Kenya Airways planes at the Jomo Kenyatta International Airport. FILE PHOTO | NMG

Flights taking off and landing at the Jomo Kenyatta International Airport (JKIA) in Nairobi are facing disruptions beginning Saturday after Kenya Airways (KQ) pilots failed to call off a planned strike, defying a court order.

The Kenya Airline Pilots Association (Kalpa), which draws the bulk of its membership from Kenya Airways, says they will down their tools because KQ management has turned a deaf ear to their grievances.

“Beginning Saturday, 5th November 2022, from 6.00 am local time, there shall be no Kenya Airways aircraft departing JKIA flown by a Kalpa member,” Kalpa general-secretary Murithi Nyaga said in a statement on Friday.

The Labour Court Monday temporarily halted the strike, which had threatened to paralyse KQ operations and derail its recovery from the effects of travel restrictions that followed the Covid-19 pandemic.

Kenya Airways had sought court orders to stop the industrial action citing the risk of paying hefty fines on cancellation of flights totalling about Sh300 million.

Kalpa issued a 14-day strike notice on October 19, citing four reasons.

They want the board and executives ousted for undisclosed governance and leadership issues, the airline’s failure to implement pay agreements (CBA), alleged victimisation of Kalpa members and non-payment of monthly pension contributions for staff.

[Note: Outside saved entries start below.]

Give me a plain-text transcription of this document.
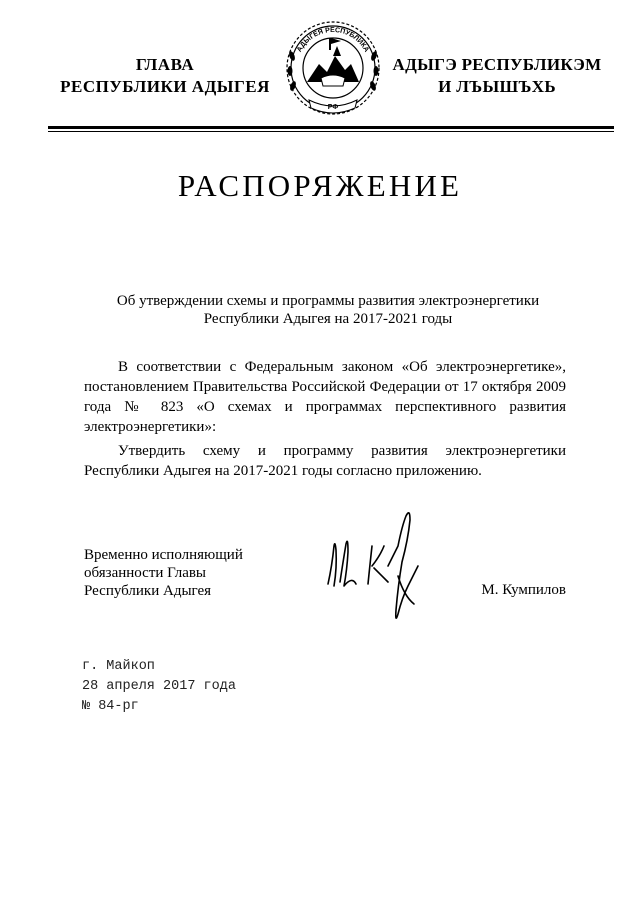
ГЛАВА
РЕСПУБЛИКИ АДЫГЕЯ
АДЫГЕЯ РЕСПУБЛИКА
РФ
АДЫГЭ РЕСПУБЛИКЭМ
И ЛЪЫШЪХЬ
РАСПОРЯЖЕНИЕ
Об утверждении схемы и программы развития электроэнергетики
Республики Адыгея на 2017-2021 годы
В соответствии с Федеральным законом «Об электроэнергетике», постановлением Правительства Российской Федерации от 17 октября 2009 года № 823 «О схемах и программах перспективного развития электроэнергетики»:
Утвердить схему и программу развития электроэнергетики Республики Адыгея на 2017-2021 годы согласно приложению.
Временно исполняющий
обязанности Главы
Республики Адыгея	М. Кумпилов
г. Майкоп
28 апреля 2017 года
№ 84-рг
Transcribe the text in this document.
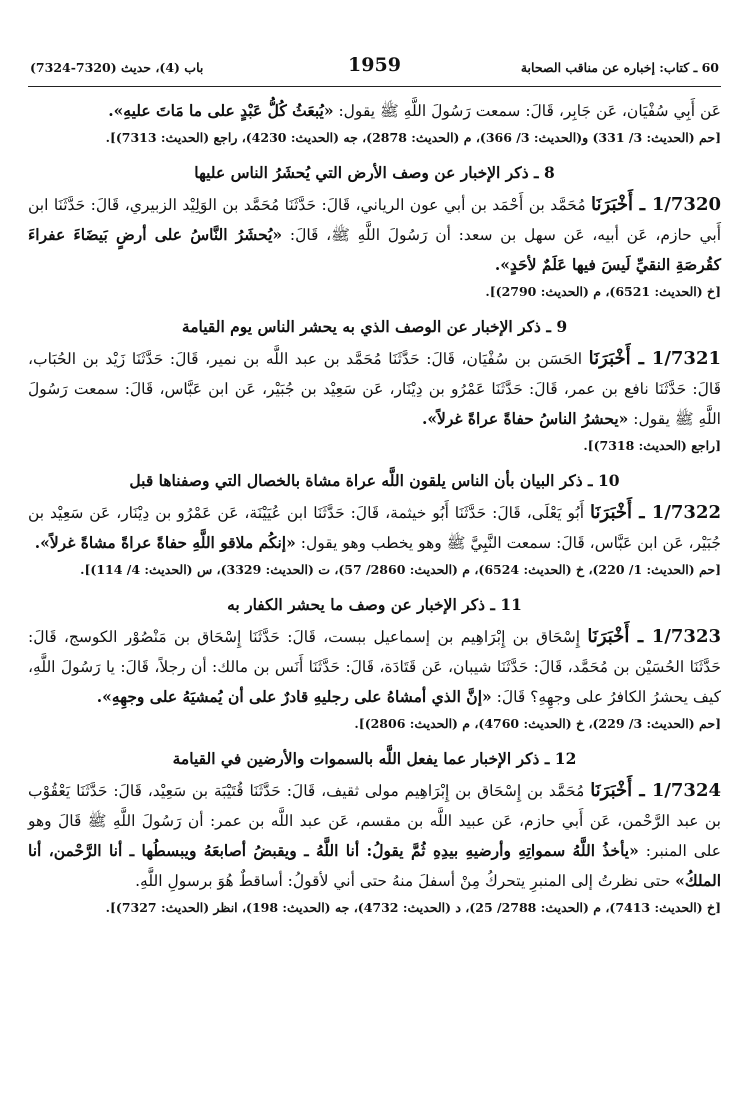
باب (4)، حديث (7320-7324)	1959	60 ـ كتاب: إخباره عن مناقب الصحابة

عَن أَبِي سُفْيَان، عَن جَابِر، قَالَ: سمعت رَسُولَ اللَّهِ ﷺ يقول: «يُبعَثُ كُلُّ عَبْدٍ على ما مَاتَ عليهِ».

[حم (الحديث: 3/ 331) و(الحديث: 3/ 366)، م (الحديث: 2878)، جه (الحديث: 4230)، راجع (الحديث: 7313)].

8 ـ ذكر الإخبار عن وصف الأرض التي يُحشَرُ الناس عليها

1/7320 ـ أَخْبَرَنَا مُحَمَّد بن أَحْمَد بن أبي عون الرياني، قَالَ: حَدَّثَنَا مُحَمَّد بن الوَلِيْد الزبيري، قَالَ: حَدَّثَنَا ابن أَبي حازم، عَن أبيه، عَن سهل بن سعد: أن رَسُولَ اللَّهِ ﷺ، قَالَ: «يُحشَرُ النَّاسُ على أرضٍ بَيضَاءَ عفراءَ كقُرصَةِ النقيِّ لَيسَ فيها عَلَمٌ لأحَدٍ».

[خ (الحديث: 6521)، م (الحديث: 2790)].

9 ـ ذكر الإخبار عن الوصف الذي به يحشر الناس يوم القيامة

1/7321 ـ أَخْبَرَنَا الحَسَن بن سُفْيَان، قَالَ: حَدَّثَنَا مُحَمَّد بن عبد اللَّه بن نمير، قَالَ: حَدَّثَنَا زَيْد بن الحُبَاب، قَالَ: حَدَّثَنَا نافع بن عمر، قَالَ: حَدَّثَنَا عَمْرُو بن دِيْنَار، عَن سَعِيْد بن جُبَيْر، عَن ابن عَبَّاس، قَالَ: سمعت رَسُولَ اللَّهِ ﷺ يقول: «يحشرُ الناسُ حفاةً عراةً غرلاً».

[راجع (الحديث: 7318)].

10 ـ ذكر البيان بأن الناس يلقون اللَّه عراة مشاة بالخصال التي وصفناها قبل

1/7322 ـ أَخْبَرَنَا أَبُو يَعْلَى، قَالَ: حَدَّثَنَا أَبُو خيثمة، قَالَ: حَدَّثَنَا ابن عُيَيْنَة، عَن عَمْرُو بن دِيْنَار، عَن سَعِيْد بن جُبَيْر، عَن ابن عَبَّاس، قَالَ: سمعت النَّبِيَّ ﷺ وهو يخطب وهو يقول: «إنكُم ملاقو اللَّهِ حفاةً عراةً مشاةً غرلاً».

[حم (الحديث: 1/ 220)، خ (الحديث: 6524)، م (الحديث: 2860/ 57)، ت (الحديث: 3329)، س (الحديث: 4/ 114)].

11 ـ ذكر الإخبار عن وصف ما يحشر الكفار به

1/7323 ـ أَخْبَرَنَا إِسْحَاق بن إِبْرَاهِيم بن إسماعيل ببست، قَالَ: حَدَّثَنَا إِسْحَاق بن مَنْصُوْر الكوسج، قَالَ: حَدَّثَنَا الحُسَيْن بن مُحَمَّد، قَالَ: حَدَّثَنَا شيبان، عَن قَتَادَة، قَالَ: حَدَّثَنَا أَنَس بن مالك: أن رجلاً، قَالَ: يا رَسُولَ اللَّهِ، كيف يحشرُ الكافرُ على وجهِهِ؟ قَالَ: «إنَّ الذي أمشاهُ على رجليهِ قادرٌ على أن يُمشيَهُ على وجهِهِ».

[حم (الحديث: 3/ 229)، خ (الحديث: 4760)، م (الحديث: 2806)].

12 ـ ذكر الإخبار عما يفعل اللَّه بالسموات والأرضين في القيامة

1/7324 ـ أَخْبَرَنَا مُحَمَّد بن إِسْحَاق بن إِبْرَاهِيم مولى ثقيف، قَالَ: حَدَّثَنَا قُتَيْبَة بن سَعِيْد، قَالَ: حَدَّثَنَا يَعْقُوْب بن عبد الرَّحْمن، عَن أَبي حازم، عَن عبيد اللَّه بن مقسم، عَن عبد اللَّه بن عمر: أن رَسُولَ اللَّهِ ﷺ قَالَ وهو على المنبر: «يأخذُ اللَّهُ سمواتِهِ وأرضيهِ بيدِهِ ثُمَّ يقولُ: أنا اللَّهُ ـ ويقبضُ أصابعَهُ ويبسطُها ـ أنا الرَّحْمن، أنا الملكُ» حتى نظرتُ إلى المنبرِ يتحركُ مِنْ أسفلَ منهُ حتى أني لأقولُ: أساقطٌ هُوَ برسولِ اللَّهِ.

[خ (الحديث: 7413)، م (الحديث: 2788/ 25)، د (الحديث: 4732)، جه (الحديث: 198)، انظر (الحديث: 7327)].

“The strike notice has since expired, and we are therefore at liberty to exercise our right to withdraw our labour forthwith as enshrined in Article 41, Chapter 4 of the Kenyan Constitution,” Mr Nyaga said Friday.

KQ froze paying the monthly pension contribution equivalent to 10 percent of the workers’ pay at the peak of Covid-19 pandemic.

It requires about Sh1.3 billion annually for the contributions, with the pilots’ share accounting for about Sh700 million.

KQ says that it cannot continue paying the provident fund and, at the same time, clear outstanding salaries that amount to Sh6.5billion due to its depressed revenues.

“As you know, we continue to pay back the deferred salaries and expect to start paying back the contributions to the provident fund in 2023,” said KQ Chairman Michael Joseph in a statement to workers this week.